The Hugo Awards are an annual awards ceremony honoring the very best in written science fiction and fantasy in different categories. The Hugo is named after Amazing Stories founder Hugo Gernsback

The awards are presented each year by the World Science Fiction Society at the World Science Fiction Convention (WorldCon). In more recent years, the awards have been made even more popular by Internet broadcasts of the ceremony via Ustream.

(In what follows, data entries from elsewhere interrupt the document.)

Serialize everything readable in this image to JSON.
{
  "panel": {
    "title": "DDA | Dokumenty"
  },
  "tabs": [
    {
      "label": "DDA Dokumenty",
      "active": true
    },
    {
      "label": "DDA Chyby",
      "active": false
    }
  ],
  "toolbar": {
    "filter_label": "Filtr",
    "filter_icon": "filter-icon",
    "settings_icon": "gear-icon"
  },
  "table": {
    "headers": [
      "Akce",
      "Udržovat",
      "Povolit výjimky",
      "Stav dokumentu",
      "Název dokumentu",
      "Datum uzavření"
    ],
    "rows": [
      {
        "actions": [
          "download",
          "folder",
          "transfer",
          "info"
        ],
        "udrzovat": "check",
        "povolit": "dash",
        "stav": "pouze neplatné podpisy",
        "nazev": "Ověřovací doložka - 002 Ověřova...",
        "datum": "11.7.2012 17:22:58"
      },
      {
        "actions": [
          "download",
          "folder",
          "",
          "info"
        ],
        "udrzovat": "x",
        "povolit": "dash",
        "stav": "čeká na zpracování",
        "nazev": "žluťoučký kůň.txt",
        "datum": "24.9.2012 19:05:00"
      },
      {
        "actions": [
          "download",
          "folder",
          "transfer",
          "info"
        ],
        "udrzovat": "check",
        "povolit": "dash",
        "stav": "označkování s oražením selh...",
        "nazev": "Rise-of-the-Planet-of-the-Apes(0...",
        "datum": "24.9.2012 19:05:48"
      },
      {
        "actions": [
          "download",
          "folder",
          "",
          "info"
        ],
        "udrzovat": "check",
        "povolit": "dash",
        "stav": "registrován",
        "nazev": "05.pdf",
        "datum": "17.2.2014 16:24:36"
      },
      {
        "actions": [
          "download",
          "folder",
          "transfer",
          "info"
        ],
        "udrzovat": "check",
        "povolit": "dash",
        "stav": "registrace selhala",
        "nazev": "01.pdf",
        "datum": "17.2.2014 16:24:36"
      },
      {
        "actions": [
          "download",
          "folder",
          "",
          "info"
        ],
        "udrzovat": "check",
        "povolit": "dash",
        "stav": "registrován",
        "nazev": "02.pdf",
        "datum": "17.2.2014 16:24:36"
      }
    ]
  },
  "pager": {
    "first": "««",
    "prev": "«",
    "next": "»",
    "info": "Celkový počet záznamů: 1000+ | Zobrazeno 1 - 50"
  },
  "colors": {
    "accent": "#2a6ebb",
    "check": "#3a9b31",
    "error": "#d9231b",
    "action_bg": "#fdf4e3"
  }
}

But this year, it seems the new fancy anti-piracy copyright detecting bots over at Ustream have shut down the broadcast after short segments of the nominee’s works tripped their detection software.

io9 reports:

In the middle of the annual Hugo Awards event at Worldcon, which thousands of people tuned into via video streaming service UStream, the feed cut off — just as Neil Gaiman was giving an acceptance speech for his Doctor Who script, “The Doctor’s Wife.”

I can respect UStream’s efforts to stop its users from re-broadcasting copyright content. However this is proof that this may not be the most effective way to deal with it.

The segments used were of the very few categories that relate to video and the bits shown were well within the “fair use” limitations of copyright law.

WorldCon and the Hugo Awards were wronged by this snap judgement of UStream’s copyright bot, and while it may lead to a refining of the tool, unfortunately this was not resolved before the ceremony ended. Fans of the presentation were robbed of the show, and twitter was all a buzz with the unfounded interruption.

If you are curious, you can visit The Hugo Awards for the results of all the categories.